Having spoken to a number of people who worked for the Lee newspapers in Montana, I found myself being a little less critical of their coverage and a bit more charitable, because reporters talked about staffing shortages and stretched news budgets. I tried to see it from the point of view of reporters who were stretched to the limit.
And then I read nonsense like this. It’s not that Lee reporters lack the resources to cover important political news; it seems to be they have no idea what really matters.
Today, the Billings Gazette and reporter Tom Lutey reminded me that my charity might not be warranted. One of the four top stories listed on the Gazette web page today is a non-story called “Conservative Group Demands Government Spending Cuts,” a puff piece about the collection of 500 signatures in four months by an Astroturf organization.

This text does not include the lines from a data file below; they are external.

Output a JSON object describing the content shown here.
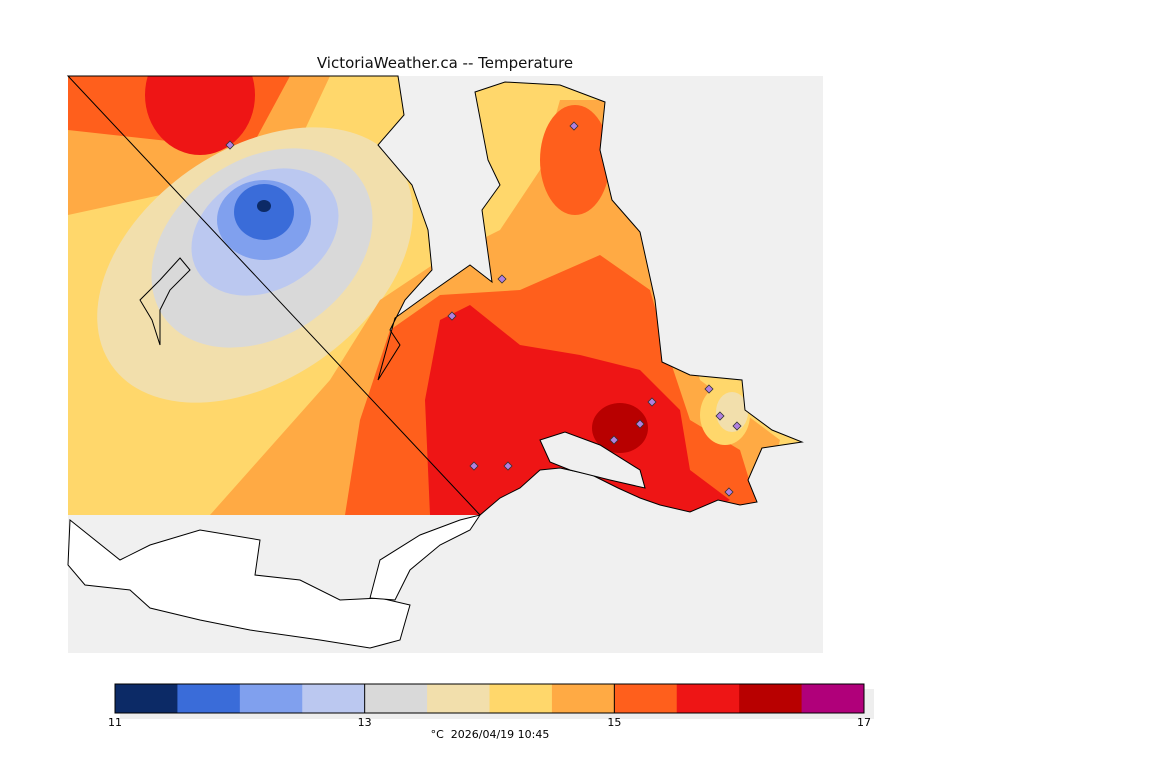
{
  "title": "VictoriaWeather.ca -- Temperature",
  "colorbar": {
    "unit_caption": "°C  2026/04/19 10:45",
    "min": 11,
    "max": 17,
    "step": 0.5,
    "tick_labels": [
      "11",
      "13",
      "15",
      "17"
    ],
    "tick_values": [
      11,
      13,
      15,
      17
    ],
    "colors": [
      "#0c2a66",
      "#3a6cd9",
      "#80a0ee",
      "#bbc8f0",
      "#d9d9d9",
      "#f2dfac",
      "#ffd76b",
      "#ffaa44",
      "#ff5f1c",
      "#ee1515",
      "#b80000",
      "#b0007a"
    ]
  },
  "colors": {
    "water": "#f0f0f0",
    "land_nodata": "#ffffff",
    "station": "#9a5fd0"
  }
}
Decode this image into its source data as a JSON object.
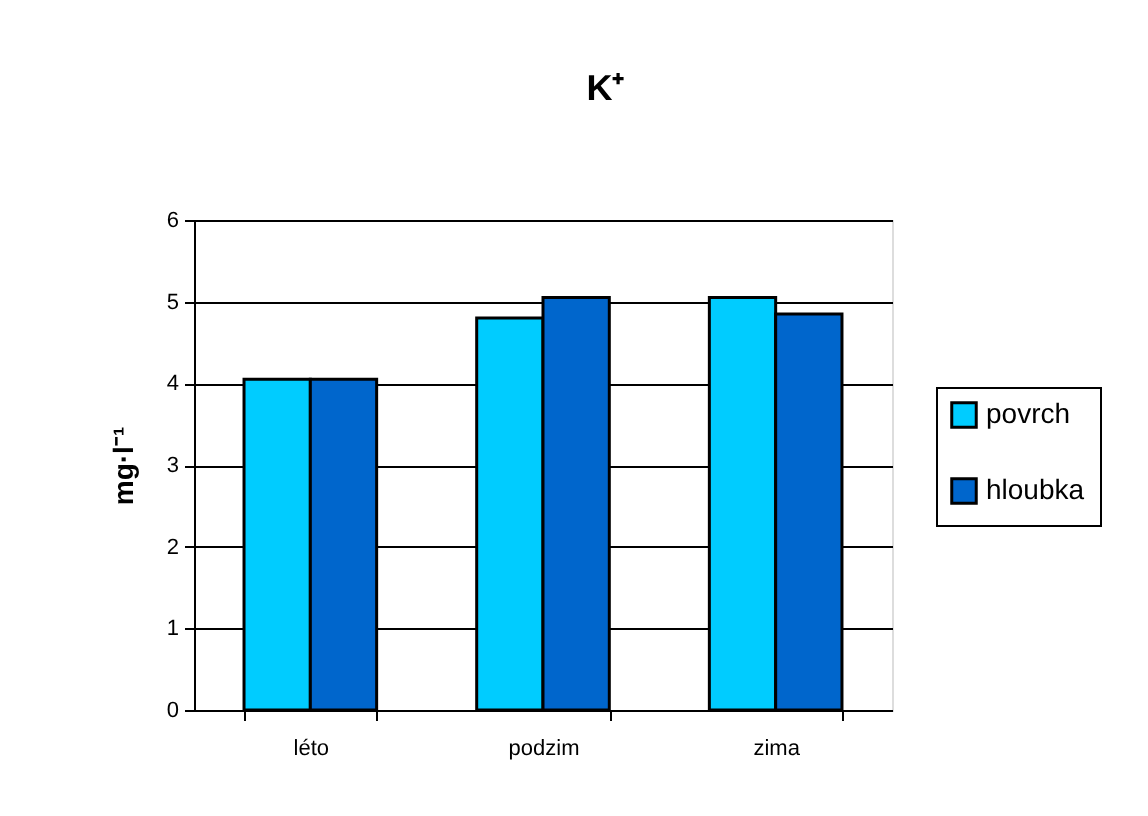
{
  "chart_data": {
    "type": "bar",
    "title": "K⁺",
    "ylabel": "mg·l⁻¹",
    "categories": [
      "léto",
      "podzim",
      "zima"
    ],
    "series": [
      {
        "name": "povrch",
        "color": "#00ccff",
        "values": [
          4.05,
          4.8,
          5.05
        ]
      },
      {
        "name": "hloubka",
        "color": "#0066cc",
        "values": [
          4.05,
          5.05,
          4.85
        ]
      }
    ],
    "ylim": [
      0,
      6
    ],
    "yticks": [
      0,
      1,
      2,
      3,
      4,
      5,
      6
    ],
    "grid": "y",
    "legend": "right"
  }
}
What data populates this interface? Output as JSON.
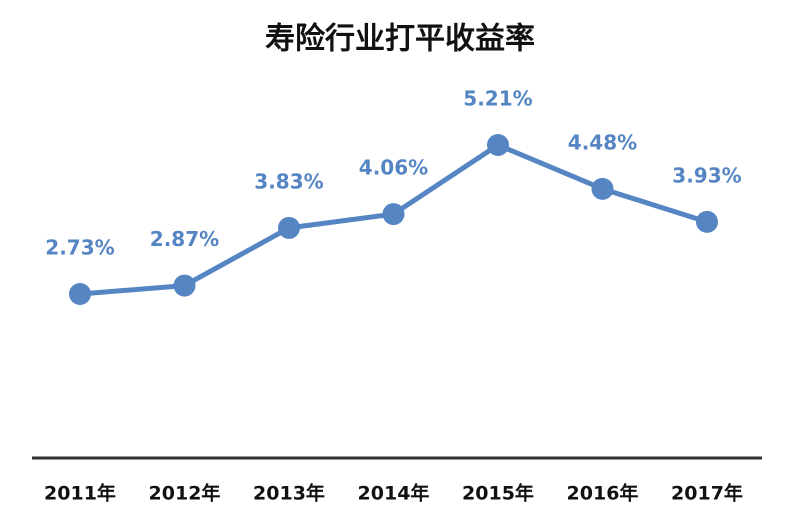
{
  "chart_data": {
    "type": "line",
    "title": "寿险行业打平收益率",
    "categories": [
      "2011年",
      "2012年",
      "2013年",
      "2014年",
      "2015年",
      "2016年",
      "2017年"
    ],
    "series": [
      {
        "name": "打平收益率",
        "color": "#5585c3",
        "values": [
          2.73,
          2.87,
          3.83,
          4.06,
          5.21,
          4.48,
          3.93
        ],
        "value_labels": [
          "2.73%",
          "2.87%",
          "3.83%",
          "4.06%",
          "5.21%",
          "4.48%",
          "3.93%"
        ]
      }
    ]
  }
}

AFP began gathering petition signatures in July. Through Tuesday, the group has dropped off 550 petitions to congressional offices in Montana.
I’m just an English teacher, but I think that means Americans for Prosperity has gathered fewer than 140 signatures a month in a state of over one million people. For a little context, there were 491,966 voters in the 2012 election in Montana, meaning that Americans for Prosperity collected signatures from .0011% of them.
Not only did the Gazette devote prime web space to this piece, it sent out a reporter to write it and a photographer to capture a picture more choreographed than a Kanye West wedding proposal.
A few details the piece failed to mention include the fact that Americans for Prosperity:
- is deeply funded by the Koch Brothers;
- had a budget of over $40 million dollars in 2010 and planned to spend $125 million in the 2012 Presidential election;
- has been repeatedly charged with violating campaign finance laws;
- received a two (out of four) rating from the Charity Navigator site for accountability and transparency;
- is a “dark money” operation that does not disclose its sources of funding.
It seems like that context might have made the story, such as it was, a bit more newsworthy.
We deserve better political coverage than this in Montana. We deserve reporters who don’t show up for staged political events from Astroturf organizations who can’t even, despite paid staff and four months to organize, collect more than a handful of signatures.
This was neither news nor a story. Instead, it was just another example of a compliant media acquiescing to the agenda of yet another right-wing front group.